Well Congradulation both of you guys. It is well deserved. I'm sure you guys don't mind being held up there with the rest of us on the Stage of the Thin Blue Smoke


----------



## northern greenhorn (Aug 24, 2010)

Congrats guys, well deserved, nice acceptance speech Bearcarver, you can hear the music start as they go to commercial.


----------



## pops6927 (Aug 25, 2010)

Congratulations to both of you!


----------



## shooter1 (Aug 25, 2010)

Congratulations Bear and Scar, well deserved and long overdue!


----------



## uncle_lar (Aug 25, 2010)

congrates to you guys!

well deserved  for sure


----------



## alelover (Aug 25, 2010)

Congrats dudes.
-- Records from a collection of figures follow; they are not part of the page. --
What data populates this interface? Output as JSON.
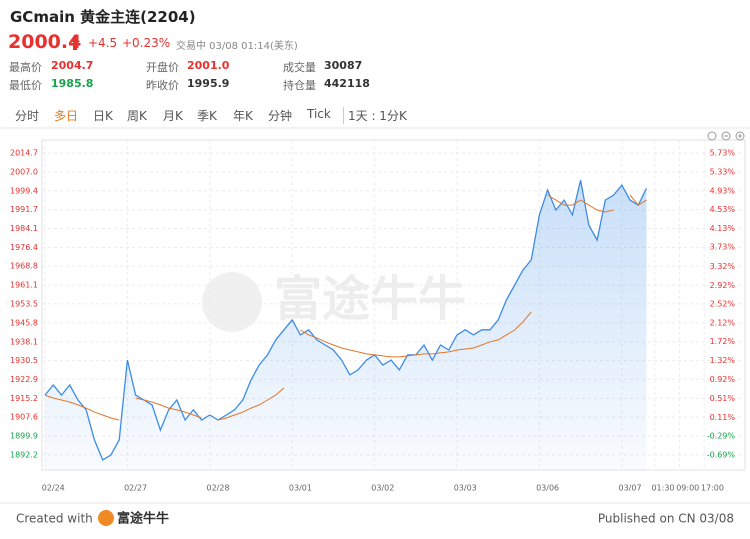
{
  "header": {
    "title": "GCmain 黄金主连(2204)",
    "price": "2000.4",
    "change": "+4.5",
    "change_pct": "+0.23%",
    "status": "交易中 03/08 01:14(美东)"
  },
  "stats": [
    {
      "label": "最高价",
      "value": "2004.7"
    },
    {
      "label": "开盘价",
      "value": "2001.0"
    },
    {
      "label": "成交量",
      "value": "30087"
    },
    {
      "label": "最低价",
      "value": "1985.8"
    },
    {
      "label": "昨收价",
      "value": "1995.9"
    },
    {
      "label": "持仓量",
      "value": "442118"
    }
  ],
  "tabs": [
    "分时",
    "多日",
    "日K",
    "周K",
    "月K",
    "季K",
    "年K",
    "分钟",
    "Tick",
    "1天 : 1分K"
  ],
  "watermark": "富途牛牛",
  "footer": {
    "created": "Created with",
    "brand": "富途牛牛",
    "published": "Published on CN 03/08"
  },
  "chart_data": {
    "type": "line",
    "categories": [
      null,
      "02/24",
      null,
      null,
      null,
      null,
      null,
      null,
      null,
      null,
      null,
      "02/27",
      null,
      null,
      null,
      null,
      null,
      null,
      null,
      null,
      null,
      "02/28",
      null,
      null,
      null,
      null,
      null,
      null,
      null,
      null,
      null,
      "03/01",
      null,
      null,
      null,
      null,
      null,
      null,
      null,
      null,
      null,
      "03/02",
      null,
      null,
      null,
      null,
      null,
      null,
      null,
      null,
      null,
      "03/03",
      null,
      null,
      null,
      null,
      null,
      null,
      null,
      null,
      null,
      "03/06",
      null,
      null,
      null,
      null,
      null,
      null,
      null,
      null,
      null,
      "03/07",
      null,
      null,
      null,
      "01:30",
      null,
      null,
      "09:00",
      null,
      null,
      "17:00",
      null,
      null,
      null
    ],
    "series": [
      {
        "color": "#3b8be8",
        "area": true,
        "values": [
          1916.5,
          1920.6,
          1916.5,
          1920.6,
          1914.5,
          1910.5,
          1898.3,
          1890.2,
          1892.2,
          1898.3,
          1930.7,
          1916.5,
          1914.5,
          1912.5,
          1902.3,
          1910.5,
          1914.5,
          1906.4,
          1910.5,
          1906.4,
          1908.4,
          1906.4,
          1908.4,
          1910.5,
          1914.5,
          1922.6,
          1928.7,
          1932.8,
          1938.9,
          1943.0,
          1947.0,
          1940.9,
          1943.0,
          1938.9,
          1936.8,
          1934.8,
          1930.7,
          1924.7,
          1926.7,
          1930.7,
          1932.8,
          1928.7,
          1930.7,
          1926.7,
          1932.8,
          1932.8,
          1936.8,
          1930.7,
          1936.8,
          1934.8,
          1940.9,
          1943.0,
          1940.9,
          1943.0,
          1943.0,
          1947.0,
          1955.1,
          1961.2,
          1967.2,
          1971.3,
          1989.6,
          1999.7,
          1991.6,
          1995.6,
          1989.6,
          2003.7,
          1985.5,
          1979.4,
          1995.6,
          1997.7,
          2001.7,
          1995.6,
          1993.6,
          2000.4,
          null,
          null,
          null,
          null,
          null,
          null,
          null,
          null,
          null,
          null,
          null
        ]
      },
      {
        "color": "#e0762a",
        "area": false,
        "values": [
          1916.5,
          1915.3,
          1914.5,
          1913.7,
          1912.5,
          1911.2,
          1909.6,
          1908.4,
          1907.2,
          1906.4,
          null,
          1915.3,
          1914.5,
          1913.7,
          1912.5,
          1911.2,
          1910.5,
          1909.6,
          1908.4,
          1907.2,
          null,
          1906.4,
          1907.2,
          1908.4,
          1909.6,
          1911.2,
          1912.5,
          1914.5,
          1916.5,
          1919.4,
          null,
          1942.9,
          1940.9,
          1939.7,
          1938.1,
          1936.8,
          1935.6,
          1934.8,
          1934.0,
          1933.2,
          1932.8,
          1932.4,
          1932.0,
          1932.0,
          1932.4,
          1932.8,
          1933.2,
          1933.2,
          1933.6,
          1934.0,
          1934.8,
          1935.2,
          1935.6,
          1936.8,
          1938.1,
          1938.9,
          1940.9,
          1942.9,
          1946.2,
          1950.2,
          null,
          1997.7,
          1995.6,
          1993.6,
          1993.6,
          1995.6,
          1993.6,
          1991.6,
          1990.8,
          1991.6,
          null,
          1997.7,
          1993.6,
          1995.6,
          null,
          null,
          null,
          null,
          null,
          null,
          null,
          null,
          null,
          null,
          null
        ]
      }
    ],
    "ylim": [
      1886.1,
      2020.0
    ],
    "yticks": [
      2014.7,
      {
        "value": 2007,
        "label": "2007.0"
      },
      1999.4,
      1991.7,
      1984.1,
      1976.4,
      1968.8,
      1961.1,
      1953.5,
      1945.8,
      1938.1,
      1930.5,
      1922.9,
      1915.2,
      1907.6,
      1899.9,
      1892.2
    ],
    "y2lim": [
      -1.01,
      6.01
    ],
    "y2ticks": [
      {
        "value": 5.73,
        "label": "5.73%"
      },
      {
        "value": 5.33,
        "label": "5.33%"
      },
      {
        "value": 4.93,
        "label": "4.93%"
      },
      {
        "value": 4.53,
        "label": "4.53%"
      },
      {
        "value": 4.13,
        "label": "4.13%"
      },
      {
        "value": 3.73,
        "label": "3.73%"
      },
      {
        "value": 3.32,
        "label": "3.32%"
      },
      {
        "value": 2.92,
        "label": "2.92%"
      },
      {
        "value": 2.52,
        "label": "2.52%"
      },
      {
        "value": 2.12,
        "label": "2.12%"
      },
      {
        "value": 1.72,
        "label": "1.72%"
      },
      {
        "value": 1.32,
        "label": "1.32%"
      },
      {
        "value": 0.92,
        "label": "0.92%"
      },
      {
        "value": 0.51,
        "label": "0.51%"
      },
      {
        "value": 0.11,
        "label": "0.11%"
      },
      {
        "value": -0.29,
        "label": "-0.29%"
      },
      {
        "value": -0.69,
        "label": "-0.69%"
      }
    ],
    "grid": true,
    "up_color": "#e8312f",
    "down_color": "#16a34a"
  }
}
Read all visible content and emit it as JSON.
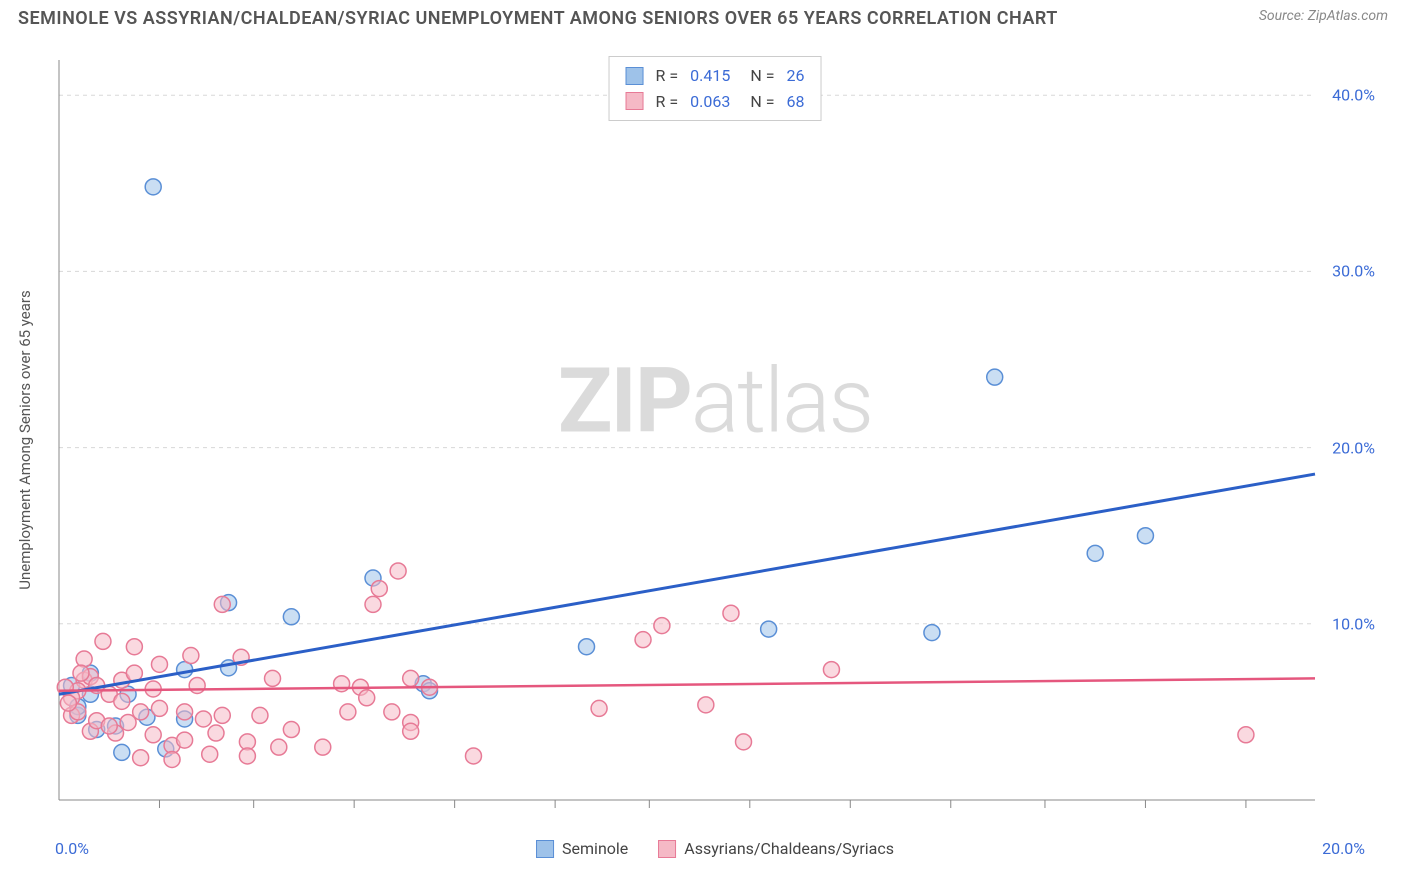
{
  "header": {
    "title": "SEMINOLE VS ASSYRIAN/CHALDEAN/SYRIAC UNEMPLOYMENT AMONG SENIORS OVER 65 YEARS CORRELATION CHART",
    "source": "Source: ZipAtlas.com"
  },
  "chart": {
    "type": "scatter",
    "y_axis_label": "Unemployment Among Seniors over 65 years",
    "background_color": "#ffffff",
    "grid_color": "#d8d8d8",
    "axis_color": "#888888",
    "label_color": "#3b6bd6",
    "title_fontsize": 18,
    "label_fontsize": 16,
    "axis_label_fontsize": 15,
    "xlim": [
      0,
      20
    ],
    "ylim": [
      0,
      42
    ],
    "x_ticks": [
      0,
      20
    ],
    "x_tick_labels": [
      "0.0%",
      "20.0%"
    ],
    "x_minor_ticks": [
      1.6,
      3.1,
      4.7,
      6.3,
      7.9,
      9.4,
      11.0,
      12.6,
      14.2,
      15.7,
      17.3,
      18.9
    ],
    "y_ticks": [
      10,
      20,
      30,
      40
    ],
    "y_tick_labels": [
      "10.0%",
      "20.0%",
      "30.0%",
      "40.0%"
    ],
    "watermark": {
      "prefix": "ZIP",
      "suffix": "atlas"
    },
    "series": [
      {
        "name": "Seminole",
        "fill": "#9ec2e9",
        "stroke": "#5a8fd6",
        "marker_radius": 8,
        "trend_color": "#2b5fc7",
        "trend_width": 3,
        "trend": {
          "x1": 0,
          "y1": 6.0,
          "x2": 20,
          "y2": 18.5
        },
        "R": "0.415",
        "N": "26",
        "points": [
          [
            1.5,
            34.8
          ],
          [
            14.9,
            24.0
          ],
          [
            16.5,
            14.0
          ],
          [
            17.3,
            15.0
          ],
          [
            13.9,
            9.5
          ],
          [
            11.3,
            9.7
          ],
          [
            8.4,
            8.7
          ],
          [
            5.0,
            12.6
          ],
          [
            2.7,
            11.2
          ],
          [
            3.7,
            10.4
          ],
          [
            2.0,
            7.4
          ],
          [
            2.7,
            7.5
          ],
          [
            0.3,
            4.8
          ],
          [
            0.5,
            6.0
          ],
          [
            0.2,
            6.5
          ],
          [
            0.3,
            5.3
          ],
          [
            0.5,
            7.2
          ],
          [
            1.1,
            6.0
          ],
          [
            1.4,
            4.7
          ],
          [
            2.0,
            4.6
          ],
          [
            1.7,
            2.9
          ],
          [
            1.0,
            2.7
          ],
          [
            0.9,
            4.2
          ],
          [
            0.6,
            4.0
          ],
          [
            5.8,
            6.6
          ],
          [
            5.9,
            6.2
          ]
        ]
      },
      {
        "name": "Assyrians/Chaldeans/Syriacs",
        "fill": "#f5b9c6",
        "stroke": "#e77a96",
        "marker_radius": 8,
        "trend_color": "#e5577e",
        "trend_width": 2.5,
        "trend": {
          "x1": 0,
          "y1": 6.2,
          "x2": 20,
          "y2": 6.9
        },
        "R": "0.063",
        "N": "68",
        "points": [
          [
            5.4,
            13.0
          ],
          [
            5.1,
            12.0
          ],
          [
            5.0,
            11.1
          ],
          [
            0.4,
            8.0
          ],
          [
            0.7,
            9.0
          ],
          [
            1.2,
            8.7
          ],
          [
            2.1,
            8.2
          ],
          [
            2.9,
            8.1
          ],
          [
            1.6,
            7.7
          ],
          [
            0.4,
            6.8
          ],
          [
            0.5,
            7.0
          ],
          [
            0.6,
            6.5
          ],
          [
            0.3,
            6.2
          ],
          [
            0.2,
            5.8
          ],
          [
            0.8,
            6.0
          ],
          [
            1.0,
            5.6
          ],
          [
            1.3,
            5.0
          ],
          [
            1.1,
            4.4
          ],
          [
            1.6,
            5.2
          ],
          [
            2.0,
            5.0
          ],
          [
            2.3,
            4.6
          ],
          [
            2.6,
            4.8
          ],
          [
            2.5,
            3.8
          ],
          [
            3.2,
            4.8
          ],
          [
            3.7,
            4.0
          ],
          [
            3.0,
            3.3
          ],
          [
            1.8,
            3.1
          ],
          [
            1.5,
            3.7
          ],
          [
            2.0,
            3.4
          ],
          [
            0.9,
            3.8
          ],
          [
            0.5,
            3.9
          ],
          [
            0.2,
            4.8
          ],
          [
            1.3,
            2.4
          ],
          [
            1.8,
            2.3
          ],
          [
            2.4,
            2.6
          ],
          [
            3.0,
            2.5
          ],
          [
            3.5,
            3.0
          ],
          [
            4.5,
            6.6
          ],
          [
            4.8,
            6.4
          ],
          [
            4.9,
            5.8
          ],
          [
            5.3,
            5.0
          ],
          [
            5.6,
            4.4
          ],
          [
            5.6,
            3.9
          ],
          [
            6.6,
            2.5
          ],
          [
            8.6,
            5.2
          ],
          [
            9.6,
            9.9
          ],
          [
            9.3,
            9.1
          ],
          [
            10.3,
            5.4
          ],
          [
            10.7,
            10.6
          ],
          [
            10.9,
            3.3
          ],
          [
            12.3,
            7.4
          ],
          [
            18.9,
            3.7
          ],
          [
            0.1,
            6.4
          ],
          [
            0.3,
            5.0
          ],
          [
            0.6,
            4.5
          ],
          [
            0.8,
            4.2
          ],
          [
            1.0,
            6.8
          ],
          [
            1.2,
            7.2
          ],
          [
            1.5,
            6.3
          ],
          [
            2.2,
            6.5
          ],
          [
            2.6,
            11.1
          ],
          [
            3.4,
            6.9
          ],
          [
            5.6,
            6.9
          ],
          [
            5.9,
            6.4
          ],
          [
            4.2,
            3.0
          ],
          [
            4.6,
            5.0
          ],
          [
            0.15,
            5.5
          ],
          [
            0.35,
            7.2
          ]
        ]
      }
    ],
    "legend_bottom": [
      {
        "label": "Seminole",
        "fill": "#9ec2e9",
        "stroke": "#5a8fd6"
      },
      {
        "label": "Assyrians/Chaldeans/Syriacs",
        "fill": "#f5b9c6",
        "stroke": "#e77a96"
      }
    ]
  }
}
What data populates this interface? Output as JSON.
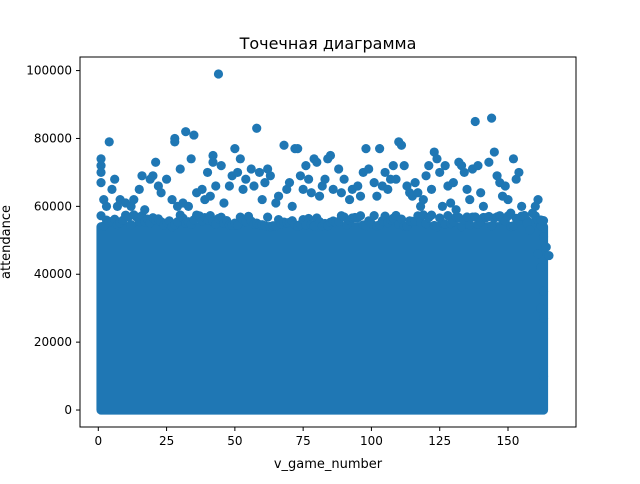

I know you both have helped me and accepted my newbie self into this great community. You make people feel real welcome and make our food taste good. Bravo.


----------



## princess (Aug 25, 2010)

Yay!!  Congrats, fellas!!

::applause::


----------



## ak1 (Aug 25, 2010)

I just saw this. Sincerest congratulations to both Bearcarver & Scarbelly. You two deserve this.


----------



## mythmaster (Aug 25, 2010)

Congrats, Bear and Scar -- ROCK ON!


----------



## sqwib (Aug 25, 2010)

Awesome and well deserved!


----------



## Bearcarver (Aug 25, 2010)

Thanks again to all!

Sorry, no more speeches,

Bear


----------



## scarbelly (Aug 25, 2010)

As Bear said THANKS to all of you for the nice comments - I will let Bear handle the speaches while I tend to his smoker


----------



## alx (Aug 26, 2010)

Great Job and Congrats!!!!!!!!!!!!!!!!!!


----------



## monty (Aug 29, 2010)

Congratulations and welcome to the Order of the Thin Blue Smoke! While I do not contribute a whole lot lately I do sandbag quite a bit and both of you gentlemen stand out amongst your peers!

Kudos

and

Cheers!


----------



## smokey mo (Aug 31, 2010)

It would be very difficult to find two members more deserving than you both. Well done! The knowledge you have shared makes us all better at our craft.


----------



## old poi dog (Sep 2, 2010)

Congratulations to Bearcarver and Scarbelly...two great Resources to anyone with any interest in the arts of Smokes.


----------



## toxie (Sep 3, 2010)

Bearcarver and Scarbelly... Congratulations guys!


----------



## otter (Oct 2, 2010)

Congrats to Both of you And thanks for the advice and the help Sorry I'm so late in this Still learning the sight


----------